Where Wildlife Lives on the Edge
Shorelines are important links between land and water. The edges of our lakes, streams, rivers, and wetlands — known as riparian zones — as well as ocean coasts, are essential to living things. Within these ribbons of sun, soil, moisture, and air, plants and animals depend on each other to survive.
- These habitats are treasure-troves of biodiversity, providing food, water, shelter, and space for varieties of wildlife. They are home to everything from voles to vultures, songbirds to salamanders, and fish to frogs. Many of Canada’s species at risk, including the spiny softshell turtle and piping plover, need healthy shorelines to survive.

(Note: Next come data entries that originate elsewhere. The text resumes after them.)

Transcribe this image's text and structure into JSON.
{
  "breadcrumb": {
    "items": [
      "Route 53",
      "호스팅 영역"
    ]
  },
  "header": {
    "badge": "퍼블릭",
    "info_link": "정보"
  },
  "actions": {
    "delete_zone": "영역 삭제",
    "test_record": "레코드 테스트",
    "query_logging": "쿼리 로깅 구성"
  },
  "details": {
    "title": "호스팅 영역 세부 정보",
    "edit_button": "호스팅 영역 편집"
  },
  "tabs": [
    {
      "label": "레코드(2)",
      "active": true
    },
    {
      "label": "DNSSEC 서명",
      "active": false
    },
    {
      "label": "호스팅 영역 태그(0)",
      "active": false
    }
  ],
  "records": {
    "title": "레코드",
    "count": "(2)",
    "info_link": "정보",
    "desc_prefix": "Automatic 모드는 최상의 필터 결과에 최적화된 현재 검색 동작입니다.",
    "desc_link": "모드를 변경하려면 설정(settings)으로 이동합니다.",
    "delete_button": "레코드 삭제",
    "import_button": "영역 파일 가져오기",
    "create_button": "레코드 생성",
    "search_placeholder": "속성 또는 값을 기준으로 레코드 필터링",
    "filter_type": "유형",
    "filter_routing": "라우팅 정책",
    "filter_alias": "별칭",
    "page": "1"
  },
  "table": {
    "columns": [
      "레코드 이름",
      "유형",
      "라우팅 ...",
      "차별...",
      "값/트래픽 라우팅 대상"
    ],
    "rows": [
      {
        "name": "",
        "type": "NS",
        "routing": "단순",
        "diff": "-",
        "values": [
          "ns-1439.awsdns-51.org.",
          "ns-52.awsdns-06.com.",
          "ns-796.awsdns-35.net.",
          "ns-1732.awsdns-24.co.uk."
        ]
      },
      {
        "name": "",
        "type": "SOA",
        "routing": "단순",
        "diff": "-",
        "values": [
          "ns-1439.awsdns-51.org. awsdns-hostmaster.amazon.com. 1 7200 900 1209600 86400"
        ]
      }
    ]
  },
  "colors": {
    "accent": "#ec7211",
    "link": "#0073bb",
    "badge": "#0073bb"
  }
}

- Shoreline plants provide insects for fish. Decaying leaves, fruit, and twigs are important sources of nutrients for freshwater ecosystems. Shade from overhanging vegetation provides the cooler water temperatures needed by aquatic life.

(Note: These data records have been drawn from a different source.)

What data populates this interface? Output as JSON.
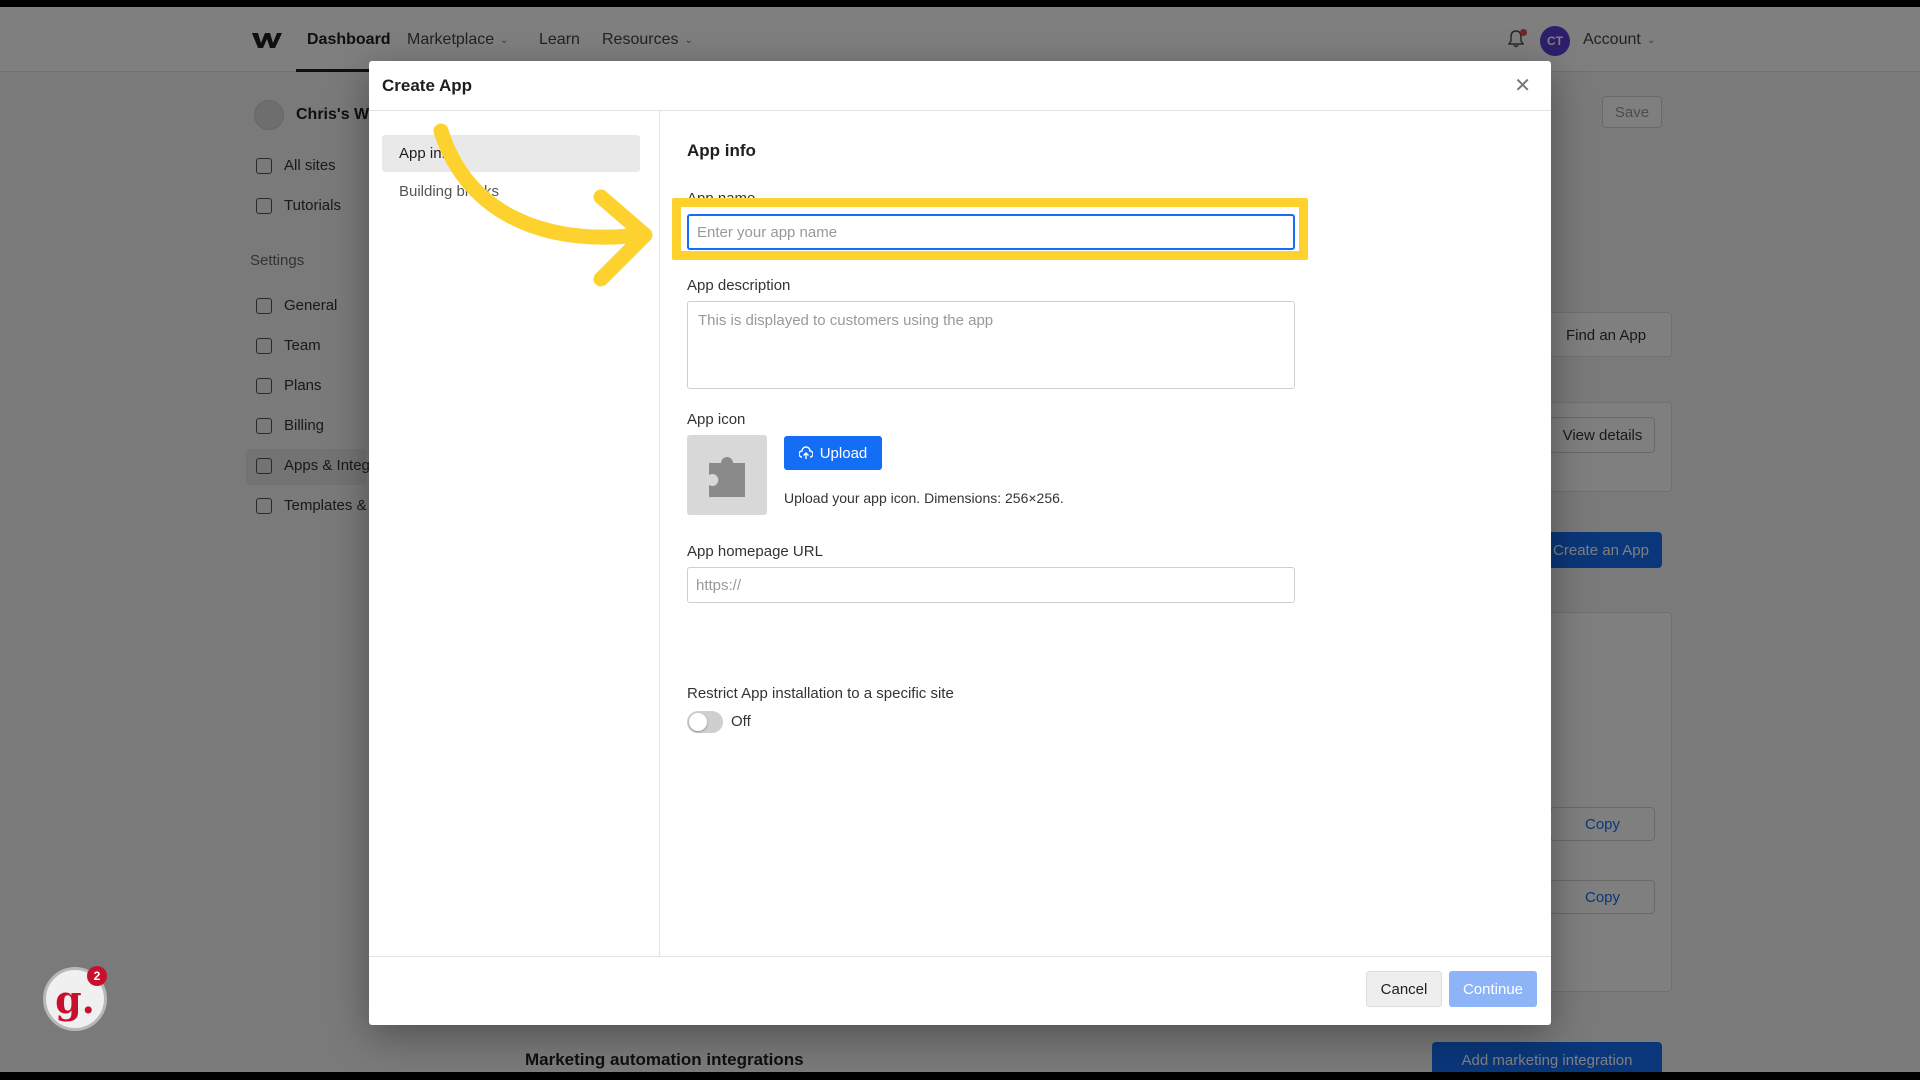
{
  "nav": {
    "items": [
      {
        "label": "Dashboard"
      },
      {
        "label": "Marketplace"
      },
      {
        "label": "Learn"
      },
      {
        "label": "Resources"
      }
    ],
    "avatar_initials": "CT",
    "account_label": "Account"
  },
  "sidebar": {
    "workspace_name": "Chris's Wo",
    "items": [
      {
        "label": "All sites"
      },
      {
        "label": "Tutorials"
      }
    ],
    "settings_heading": "Settings",
    "settings_items": [
      {
        "label": "General"
      },
      {
        "label": "Team"
      },
      {
        "label": "Plans"
      },
      {
        "label": "Billing"
      },
      {
        "label": "Apps & Integ"
      },
      {
        "label": "Templates &"
      }
    ]
  },
  "background": {
    "save_label": "Save",
    "find_app_label": "Find an App",
    "view_details_label": "View details",
    "create_app_label": "Create an App",
    "copy_label": "Copy",
    "marketing_title": "Marketing automation integrations",
    "add_marketing_label": "Add marketing integration"
  },
  "modal": {
    "title": "Create App",
    "close_icon": "close-icon",
    "steps": [
      {
        "label": "App info"
      },
      {
        "label": "Building blocks"
      }
    ],
    "section_title": "App info",
    "app_name": {
      "label": "App name",
      "placeholder": "Enter your app name",
      "value": ""
    },
    "app_description": {
      "label": "App description",
      "placeholder": "This is displayed to customers using the app",
      "value": ""
    },
    "app_icon": {
      "label": "App icon",
      "upload_label": "Upload",
      "hint": "Upload your app icon. Dimensions: 256×256."
    },
    "homepage": {
      "label": "App homepage URL",
      "placeholder": "https://",
      "value": ""
    },
    "restrict": {
      "label": "Restrict App installation to a specific site",
      "state_label": "Off"
    },
    "cancel_label": "Cancel",
    "continue_label": "Continue"
  },
  "guide_badge": {
    "letter": "g.",
    "count": "2"
  },
  "colors": {
    "accent": "#146ef5",
    "highlight": "#fdd22f",
    "badge": "#c8102e"
  }
}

- A well-vegetated shoreline also acts as a buffer strip: a natural shield whose roots protect banks from erosion by anchoring soil; a giant sponge that stores moisture in its roots and the surrounding earth before releasing it into waterways during dry spells; a barrier that reduces the threat of flood waters spilling over banks; and a filter that traps such pollutants as pesticides and fertilizers that would otherwise make their way into aquatic habitats and out to sea.
Unravelling the Ribbon
We’ve allowed widespread human developments to alter shorelines, without understanding the value of these ribbons of life or the threads of interdependency that hold them together.
- Because we like to build towns and cities near water, we’ve drastically reduced the extent of shorelines protected by buffer zones, stripping many lakes, rivers, wetlands, and sea coasts of their natural ability to cleanse themselves.
- We’ve replaced native trees, shrubs, grasses, and wildflowers with ornamental species planted to the water’s edge and saturated with chemicals.
- We’ve introduced alien species like Eurasian water milfoil, flowering rush, zebra mussels, rusty crayfish, and purple loosestrife, which have muscled out native wildlife.
- We’ve cleared stream banks for crops and allowed cattle to graze to shorelines, accelerating erosion and water pollution from fertilizers, pesticides, and livestock wastes.
- We’ve pulled up trees, grasses, cattails, and water-lilies along waterfronts, replacing them with beaches, docks, and concrete retaining walls.
- Such developments have had calamitous impacts on the life sustaining value of shorelines, replacing everything from wildlife corridors on land to fish-spawning grounds in the water with unproductive environments.
Reweaving the Ribbon
A new vision of shorelines is emerging: we are learning to live with them, instead of working against them. We can help reweave the ribbons that bind them together. Each project you do — for example, planting a vegetation buffer or building a nesting structure for waterfowl — is like a thread in these ribbons of life.